For now, that’s cold comfort to millions of Americans who are seeing less and less money left over in their wallets after their monthly expenses. The trend has contributed to a dour national mood that could feed fears of an impending economic slump and doom Democrats’ prospects at the polls in November.
The latest consumer price index report showed that prices skyrocketed by 1.3 percent in June alone from the previous month, partially reflecting a jump in gas prices that has since begun to ease. Senior administration officials told reporters on a call before the data was released that this would mean that any top-line inflation number is overstating what Americans are experiencing now.
But while administration officials had hoped for good news in so-called core inflation, which excludes the more volatile food and energy prices, costs there also accelerated.
The Fed generally pays more attention to core inflation than to the top-line number, because it’s considered a better indicator of where prices are headed, though Chair Jerome Powell has warned that rising gas prices might fuel expectations of higher inflation.
The central bank also looks at wages.
Average wages this year are up more than 5 percent from a year ago, the fastest pace since Ronald Reagan’s presidency. But that has caused concern at the Fed that the trend might accelerate and feed back into price increases, which have already been eating away at those impressive gains. The steady decrease in the speed at which wages are rising could allay those fears.
In a memo to reporters, White House National Economic Council Director Brian Deese and Council of Economic Advisers Chair Cecilia Rouse noted that average hourly earnings grew at a 4.2 percent annualized rate in the three months ending in June, down from 4.8 percent the previous quarter and 6.1 percent in the last quarter of 2021.
The picture for wages when adjusted for inflation “is terrible right now,” said Jason Furman, former chief economist for President Barack Obama and a professor at Harvard University. That’s because people are getting raises much more slowly than prices are rising.
But the slowdown in wage increases “might mean the Fed needs to raise less aggressively, so it can do a better job of preserving jobs,” Furman said.
Slowing wage data has increased optimism among some economists that the Fed will be able to avoid causing a recession. But an important component of that outlook is that inflation will still need to come down.
The central bank and other forecasters still expect some of the big drivers of price spikes — like supply chain snarls — to eventually fade, while global prices for food and oil might stay high but stop rising. That too could help the Fed avoid having to cause a significant increase in unemployment in its battle against inflation. But nothing is guaranteed.

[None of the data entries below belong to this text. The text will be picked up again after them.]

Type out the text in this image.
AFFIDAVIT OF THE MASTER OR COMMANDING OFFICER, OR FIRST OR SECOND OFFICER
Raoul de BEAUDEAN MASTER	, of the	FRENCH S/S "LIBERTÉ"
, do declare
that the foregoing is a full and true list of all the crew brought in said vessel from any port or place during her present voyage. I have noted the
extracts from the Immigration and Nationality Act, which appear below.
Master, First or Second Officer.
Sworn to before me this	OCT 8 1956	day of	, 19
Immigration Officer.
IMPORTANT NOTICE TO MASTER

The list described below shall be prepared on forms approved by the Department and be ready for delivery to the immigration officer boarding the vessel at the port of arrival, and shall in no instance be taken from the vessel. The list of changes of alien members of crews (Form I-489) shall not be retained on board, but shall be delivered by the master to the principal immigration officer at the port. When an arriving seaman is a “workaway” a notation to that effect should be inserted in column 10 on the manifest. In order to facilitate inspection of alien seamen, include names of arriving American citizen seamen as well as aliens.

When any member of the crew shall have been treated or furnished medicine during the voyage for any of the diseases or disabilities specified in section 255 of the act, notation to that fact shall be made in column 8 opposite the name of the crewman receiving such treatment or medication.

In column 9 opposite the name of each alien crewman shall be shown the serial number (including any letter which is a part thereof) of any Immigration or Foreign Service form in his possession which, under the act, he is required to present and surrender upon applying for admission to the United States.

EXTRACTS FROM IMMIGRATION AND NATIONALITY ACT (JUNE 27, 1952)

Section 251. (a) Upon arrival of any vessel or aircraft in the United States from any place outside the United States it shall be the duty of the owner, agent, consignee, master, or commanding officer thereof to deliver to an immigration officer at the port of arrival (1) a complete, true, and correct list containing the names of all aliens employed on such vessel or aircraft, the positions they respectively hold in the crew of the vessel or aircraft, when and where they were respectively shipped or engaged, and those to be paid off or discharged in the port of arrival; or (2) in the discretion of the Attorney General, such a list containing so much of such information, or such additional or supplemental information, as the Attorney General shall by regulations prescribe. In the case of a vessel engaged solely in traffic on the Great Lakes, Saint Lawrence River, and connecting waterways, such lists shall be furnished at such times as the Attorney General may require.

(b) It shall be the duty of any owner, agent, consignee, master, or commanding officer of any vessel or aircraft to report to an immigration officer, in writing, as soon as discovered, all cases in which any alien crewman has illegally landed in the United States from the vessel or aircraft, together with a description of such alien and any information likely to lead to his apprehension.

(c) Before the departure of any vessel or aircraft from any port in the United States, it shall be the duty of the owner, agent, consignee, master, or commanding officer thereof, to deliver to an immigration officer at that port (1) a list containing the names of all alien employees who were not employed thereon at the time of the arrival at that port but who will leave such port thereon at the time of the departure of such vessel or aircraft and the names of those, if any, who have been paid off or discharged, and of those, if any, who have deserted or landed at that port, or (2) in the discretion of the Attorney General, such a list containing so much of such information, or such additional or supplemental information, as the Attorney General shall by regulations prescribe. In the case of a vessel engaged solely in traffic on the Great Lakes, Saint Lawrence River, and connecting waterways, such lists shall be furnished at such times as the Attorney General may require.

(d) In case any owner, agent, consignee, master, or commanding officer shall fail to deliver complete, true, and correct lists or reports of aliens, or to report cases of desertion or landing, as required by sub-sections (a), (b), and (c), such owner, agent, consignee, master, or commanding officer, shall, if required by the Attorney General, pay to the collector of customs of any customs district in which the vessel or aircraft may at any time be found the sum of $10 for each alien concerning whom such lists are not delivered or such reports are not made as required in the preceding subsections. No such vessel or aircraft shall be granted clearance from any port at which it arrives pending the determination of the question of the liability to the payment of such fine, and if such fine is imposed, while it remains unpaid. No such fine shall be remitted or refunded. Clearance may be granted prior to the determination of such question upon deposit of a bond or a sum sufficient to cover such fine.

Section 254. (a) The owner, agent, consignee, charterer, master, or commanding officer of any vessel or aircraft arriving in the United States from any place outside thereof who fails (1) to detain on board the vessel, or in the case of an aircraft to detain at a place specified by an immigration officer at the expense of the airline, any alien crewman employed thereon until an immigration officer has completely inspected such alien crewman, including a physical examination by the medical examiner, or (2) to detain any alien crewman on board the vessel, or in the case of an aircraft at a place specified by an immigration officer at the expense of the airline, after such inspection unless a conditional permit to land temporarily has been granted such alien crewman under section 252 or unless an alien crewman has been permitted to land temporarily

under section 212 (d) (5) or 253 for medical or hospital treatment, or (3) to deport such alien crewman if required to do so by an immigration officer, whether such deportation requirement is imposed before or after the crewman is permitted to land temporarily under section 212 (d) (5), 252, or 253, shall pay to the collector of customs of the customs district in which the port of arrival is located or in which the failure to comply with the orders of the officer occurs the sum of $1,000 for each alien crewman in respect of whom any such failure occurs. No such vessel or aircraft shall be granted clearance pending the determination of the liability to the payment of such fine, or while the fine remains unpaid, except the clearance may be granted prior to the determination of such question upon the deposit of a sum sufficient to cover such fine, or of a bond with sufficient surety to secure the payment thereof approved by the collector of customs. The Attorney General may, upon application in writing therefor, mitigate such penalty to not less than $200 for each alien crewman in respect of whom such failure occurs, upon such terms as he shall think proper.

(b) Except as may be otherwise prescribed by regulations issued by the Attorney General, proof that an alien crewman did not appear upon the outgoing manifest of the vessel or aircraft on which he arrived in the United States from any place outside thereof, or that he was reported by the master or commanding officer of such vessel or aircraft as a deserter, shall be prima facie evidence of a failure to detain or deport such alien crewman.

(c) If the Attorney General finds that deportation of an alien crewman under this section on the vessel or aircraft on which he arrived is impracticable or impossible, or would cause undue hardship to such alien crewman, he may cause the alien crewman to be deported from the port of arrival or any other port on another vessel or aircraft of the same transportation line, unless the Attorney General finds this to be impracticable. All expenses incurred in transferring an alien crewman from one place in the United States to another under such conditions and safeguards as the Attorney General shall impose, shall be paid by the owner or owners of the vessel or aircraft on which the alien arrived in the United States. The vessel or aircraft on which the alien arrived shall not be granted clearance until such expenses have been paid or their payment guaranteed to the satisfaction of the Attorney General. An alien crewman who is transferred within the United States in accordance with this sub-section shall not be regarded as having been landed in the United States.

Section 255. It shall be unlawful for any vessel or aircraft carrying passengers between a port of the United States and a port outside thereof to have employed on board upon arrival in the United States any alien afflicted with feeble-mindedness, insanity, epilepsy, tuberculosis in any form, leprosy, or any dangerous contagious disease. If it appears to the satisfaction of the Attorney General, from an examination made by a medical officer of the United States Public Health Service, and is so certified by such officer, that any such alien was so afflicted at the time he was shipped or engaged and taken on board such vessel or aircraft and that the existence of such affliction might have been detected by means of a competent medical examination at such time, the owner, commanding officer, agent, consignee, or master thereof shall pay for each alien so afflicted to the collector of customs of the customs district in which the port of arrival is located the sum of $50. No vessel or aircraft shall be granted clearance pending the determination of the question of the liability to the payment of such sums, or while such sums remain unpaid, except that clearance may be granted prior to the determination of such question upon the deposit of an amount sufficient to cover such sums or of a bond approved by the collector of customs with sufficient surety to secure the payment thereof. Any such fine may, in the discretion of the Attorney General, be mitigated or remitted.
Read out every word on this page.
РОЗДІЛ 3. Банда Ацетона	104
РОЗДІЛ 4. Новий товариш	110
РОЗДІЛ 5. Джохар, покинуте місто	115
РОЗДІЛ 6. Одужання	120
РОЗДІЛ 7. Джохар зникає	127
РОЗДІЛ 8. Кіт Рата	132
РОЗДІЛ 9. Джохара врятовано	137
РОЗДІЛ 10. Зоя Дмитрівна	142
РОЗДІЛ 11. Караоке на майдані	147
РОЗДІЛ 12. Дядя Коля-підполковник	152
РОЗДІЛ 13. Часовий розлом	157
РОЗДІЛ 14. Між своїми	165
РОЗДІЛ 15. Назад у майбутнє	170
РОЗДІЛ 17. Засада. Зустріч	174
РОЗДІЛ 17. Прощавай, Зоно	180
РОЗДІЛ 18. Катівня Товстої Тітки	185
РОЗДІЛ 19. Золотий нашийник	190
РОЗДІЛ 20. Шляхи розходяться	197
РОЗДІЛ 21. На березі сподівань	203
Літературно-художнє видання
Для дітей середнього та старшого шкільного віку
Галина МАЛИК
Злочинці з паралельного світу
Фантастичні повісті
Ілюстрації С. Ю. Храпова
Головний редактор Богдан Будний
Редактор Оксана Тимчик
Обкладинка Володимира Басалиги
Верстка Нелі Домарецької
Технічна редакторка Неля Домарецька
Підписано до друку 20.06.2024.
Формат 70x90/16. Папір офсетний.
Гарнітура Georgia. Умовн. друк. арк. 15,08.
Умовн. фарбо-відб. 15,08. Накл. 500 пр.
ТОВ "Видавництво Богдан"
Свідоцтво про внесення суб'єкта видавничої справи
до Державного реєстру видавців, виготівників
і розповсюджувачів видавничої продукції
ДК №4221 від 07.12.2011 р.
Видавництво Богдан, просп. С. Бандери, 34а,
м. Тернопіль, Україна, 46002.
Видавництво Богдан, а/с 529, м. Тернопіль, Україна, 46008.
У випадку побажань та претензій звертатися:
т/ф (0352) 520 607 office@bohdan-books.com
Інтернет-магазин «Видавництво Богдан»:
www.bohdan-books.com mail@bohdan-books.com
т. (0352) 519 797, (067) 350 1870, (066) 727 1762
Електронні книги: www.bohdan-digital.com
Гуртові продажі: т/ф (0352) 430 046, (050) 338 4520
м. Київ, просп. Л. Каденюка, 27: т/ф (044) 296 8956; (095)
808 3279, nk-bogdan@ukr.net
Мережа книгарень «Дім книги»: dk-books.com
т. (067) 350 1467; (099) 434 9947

Arindrajit Dube, a professor at the University of Massachusetts Amherst and a research associate at the National Bureau of Economic Research, said wages now seem to be rising at a reasonable rate that isn’t problematic from an inflation perspective.
“But if wage growth slows down a little and inflation stays high, that’s not good for workers,” he said. “Threading the needle is what we’d like to see happen.”
From the Fed’s perspective, officials don’t want to see inflation become a more permanent feature of the economy through pay raises.
“If it’s not built into wages, then it’s unlikely to be a long-run entrenched phenomenon,” Dube said.